In 2014, UVM reported $128 million in research and educational grants and contracts, 84 percent of which came from out of state. As a result of its research activities, $157.9 million was generated in the state, according to the study. UVM’s innovative research efforts also supported 809 jobs in Vermont and added $5.3 million in state and local taxes.
UVM research also affects the Vermont economy via new product development and technology commercialization, according to the study.
The study also broke out the impact of UVM’s Robert Larner, M.D. College of Medicine and the College of Nursing and Health Sciences. The economic contributions of both were calculated separately from those contributed by the University of Vermont Medical Center.
The College of Medicine generated $403.3 million in economic activity, supported 2,616 jobs and generated $18.8 million in state and local taxes. The College of Nursing and Health Sciences had an economic impact of $38.2 million, supported 419 jobs and produced $28 million in state and local taxes.
Community work adds $15 million
The report also calculated the impact of university employees and students who are active in the Vermont community through community service, local fund raising and cultural events.
Calculating the value of the hours contributed and of donations made, the report concluded that university faculty, staff and students provided a community impact of $15 million in fiscal year 2014.
The presence of the university is felt through donations made to community organizations such as the United Way or YMCA, as well as time donated for volunteer activities such as Habitat for Humanity or tutoring services for adolescents.
Finally, the study gauged UVM’s economic impact via the larger earning power its undergraduate and graduate students have once they earn their degrees.
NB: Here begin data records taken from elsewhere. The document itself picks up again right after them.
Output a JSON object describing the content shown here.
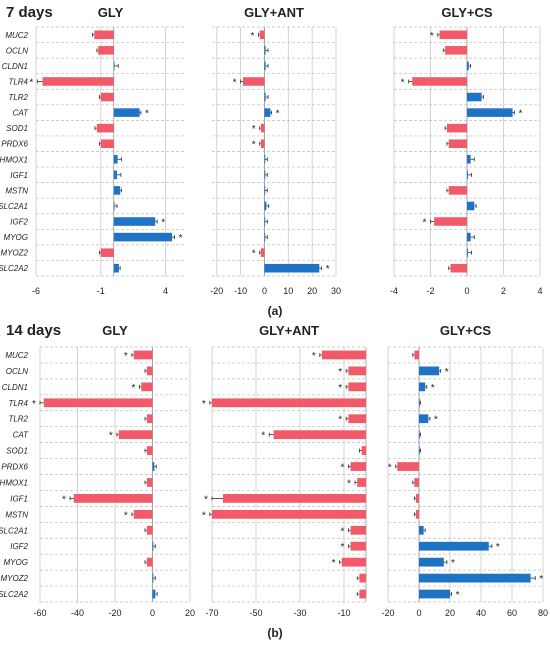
{
  "colors": {
    "positive": "#1f73c4",
    "negative": "#f25a6a",
    "grid": "#c8c8c8",
    "dash": "#bdbdbd",
    "text": "#222222"
  },
  "genes": [
    "MUC2",
    "OCLN",
    "CLDN1",
    "TLR4",
    "TLR2",
    "CAT",
    "SOD1",
    "PRDX6",
    "HMOX1",
    "IGF1",
    "MSTN",
    "SLC2A1",
    "IGF2",
    "MYOG",
    "MYOZ2",
    "SLC2A2"
  ],
  "star": "*",
  "chart_data": [
    {
      "type": "bar",
      "orientation": "horizontal",
      "block_label": "7 days",
      "panel_caption": "(a)",
      "panels": [
        {
          "title": "GLY",
          "xlim": [
            -6,
            5.5
          ],
          "ticks": [
            -6,
            -1,
            4
          ],
          "values": [
            -1.5,
            -1.2,
            0.05,
            -5.5,
            -1.0,
            2.0,
            -1.3,
            -1.0,
            0.3,
            0.25,
            0.5,
            0.05,
            3.2,
            4.5,
            -1.0,
            0.4
          ],
          "errors": [
            0.15,
            0.1,
            0.3,
            0.4,
            0.1,
            0.1,
            0.15,
            0.1,
            0.3,
            0.3,
            0.1,
            0.2,
            0.15,
            0.2,
            0.1,
            0.1
          ],
          "significant": [
            false,
            false,
            false,
            true,
            false,
            true,
            false,
            false,
            false,
            false,
            false,
            false,
            true,
            true,
            false,
            false
          ]
        },
        {
          "title": "GLY+ANT",
          "xlim": [
            -22,
            30
          ],
          "ticks": [
            -20,
            -10,
            0,
            10,
            20,
            30
          ],
          "values": [
            -2.0,
            0.5,
            0.5,
            -9.0,
            0.5,
            2.5,
            -1.5,
            -1.5,
            0.2,
            0.2,
            0.2,
            0.8,
            0.2,
            0.2,
            -1.5,
            23.0
          ],
          "errors": [
            0.5,
            1.0,
            1.0,
            1.0,
            1.0,
            0.5,
            0.5,
            0.5,
            1.0,
            1.0,
            1.0,
            1.0,
            1.0,
            1.0,
            0.5,
            1.0
          ],
          "significant": [
            true,
            false,
            false,
            true,
            false,
            true,
            true,
            true,
            false,
            false,
            false,
            false,
            false,
            false,
            true,
            true
          ]
        },
        {
          "title": "GLY+CS",
          "xlim": [
            -4,
            4
          ],
          "ticks": [
            -4,
            -2,
            0,
            2,
            4
          ],
          "values": [
            -1.5,
            -1.2,
            0.1,
            -3.0,
            0.8,
            2.5,
            -1.1,
            -1.0,
            0.2,
            0.05,
            -1.0,
            0.4,
            -1.8,
            0.2,
            0.05,
            -0.9
          ],
          "errors": [
            0.1,
            0.1,
            0.1,
            0.2,
            0.1,
            0.1,
            0.1,
            0.1,
            0.2,
            0.2,
            0.1,
            0.1,
            0.2,
            0.2,
            0.2,
            0.1
          ],
          "significant": [
            true,
            false,
            false,
            true,
            false,
            true,
            false,
            false,
            false,
            false,
            false,
            false,
            true,
            false,
            false,
            false
          ]
        }
      ]
    },
    {
      "type": "bar",
      "orientation": "horizontal",
      "block_label": "14 days",
      "panel_caption": "(b)",
      "panels": [
        {
          "title": "GLY",
          "xlim": [
            -60,
            20
          ],
          "ticks": [
            -60,
            -40,
            -20,
            0,
            20
          ],
          "values": [
            -10,
            -3,
            -6,
            -58,
            -3,
            -18,
            -3,
            1,
            -3,
            -42,
            -10,
            -3,
            0.5,
            -3,
            0.5,
            1.5
          ],
          "errors": [
            1,
            1,
            1,
            2,
            1,
            1,
            1,
            1,
            1,
            2,
            1,
            1,
            1,
            1,
            1,
            1
          ],
          "significant": [
            true,
            false,
            true,
            true,
            false,
            true,
            false,
            false,
            false,
            true,
            true,
            false,
            false,
            false,
            false,
            false
          ]
        },
        {
          "title": "GLY+ANT",
          "xlim": [
            -70,
            0
          ],
          "ticks": [
            -70,
            -50,
            -30,
            -10
          ],
          "values": [
            -20,
            -8,
            -8,
            -70,
            -8,
            -42,
            -2,
            -7,
            -4,
            -65,
            -70,
            -7,
            -7,
            -11,
            -3,
            -3
          ],
          "errors": [
            1,
            1,
            1,
            1,
            1,
            2,
            1,
            1,
            1,
            5,
            1,
            1,
            1,
            1,
            1,
            1
          ],
          "significant": [
            true,
            true,
            true,
            true,
            true,
            true,
            false,
            true,
            true,
            true,
            true,
            true,
            true,
            true,
            false,
            false
          ]
        },
        {
          "title": "GLY+CS",
          "xlim": [
            -20,
            80
          ],
          "ticks": [
            -20,
            0,
            20,
            40,
            60,
            80
          ],
          "values": [
            -3,
            13,
            4,
            0,
            6,
            0,
            0,
            -14,
            -3,
            -2,
            -2,
            3,
            45,
            16,
            72,
            20
          ],
          "errors": [
            1,
            1,
            1,
            1,
            1,
            1,
            1,
            1,
            1,
            1,
            1,
            1,
            2,
            2,
            3,
            1
          ],
          "significant": [
            false,
            true,
            true,
            false,
            true,
            false,
            false,
            true,
            false,
            false,
            false,
            false,
            true,
            true,
            true,
            true
          ]
        }
      ]
    }
  ]
}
Comparing the earning power of the 2,319 UVM undergraduates who earned degrees in 2014, 60 percent of whom stay in state, with their earning power if they had only a high school degree, the report concludes that the additional wage premium amounted to $30.8 million. A similar calculation with the 586 UVM students who earned advanced degrees in 2014 found that the additional dollars in salary came to $5.9 million.
“We are confident that the report presents a highly accurate picture of UVM’s impact on the state’s economy,” said Richard Cate, the university’s vice president for finance.
Founded in 1990, Tripp Umbach is a nationally recognized consulting firm that provides comprehensive services ranging from research and strategic planning to economic impact analyses for medical schools, hospitals, non-profit organizations, communities and corporations throughout the world. The firm has completed more than 150 economic impact studies over the past 25 years for clients in North America, Australia and Europe. Since 1995 Tripp Umbach has completed national studies of the economic impact of all 130 medical schools and 400 teaching hospitals for the Association of American Medical Colleges (AAMC).
The cost for the study was $25,000, which was privately funded.